A while back we implemented some changes that enabled our systems to preventively slay non-essential processes owned by the app
user in situations where the availability of the web service would be otherwise impacted. After monitoring how this change impacted the work-flow of various users we will now slightly increase the threshold on which this mechanism acts to allow some more leeway with user-initiated processes.
Previously when a kernel out-of-memory kill was detected in the cgroup that accommodates the non-root space we would start terminating user processes to safeguard known essential processes as soon as we’d count two occurrences within one second. This mechanism supplements the built-in kernel out-of-memory killer which is notoriously unpredictable due to its ‘last resort’ nature. By stepping in early we can ensure that the processes that are slain are chosen so in a controlled manner.
In this release we will increase that limit from two times per second to five times per second in order to more clearly distinguish between situations where the memory boundary is overstepped incidentally versus when the out of memory condition is a manifestation of a more structural issue. This means that when a user or periodic process causes an out of memory kill to be triggered this won’t lead our systems to take control and take precautionary measures as quickly anymore.

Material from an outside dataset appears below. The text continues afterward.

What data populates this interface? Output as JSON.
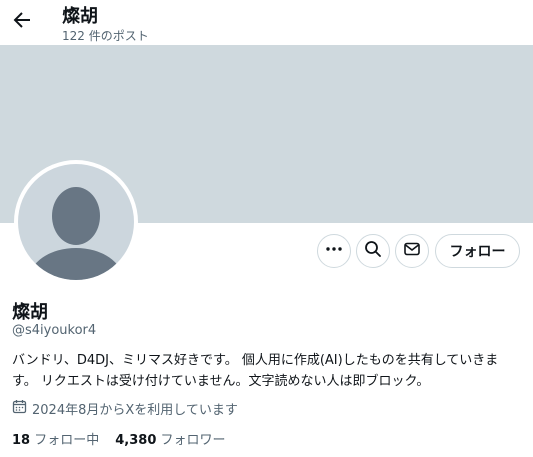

Keep in mind that out of memory is still out of memory so if you see that dreaded Killed
output in your terminal you should take a good look the /var/log/kern.log
to pinpoint the cause if you’re worried that there might be an ongoing problem.
Other changes:
– We have decreased the cooldown on our out of memory mail notification from one week to two weeks
– Setting the override_sendmail_return_path using the hypernode-api will now trigger an automated update like all other settings already do
These changes will be deployed over the course of the coming week.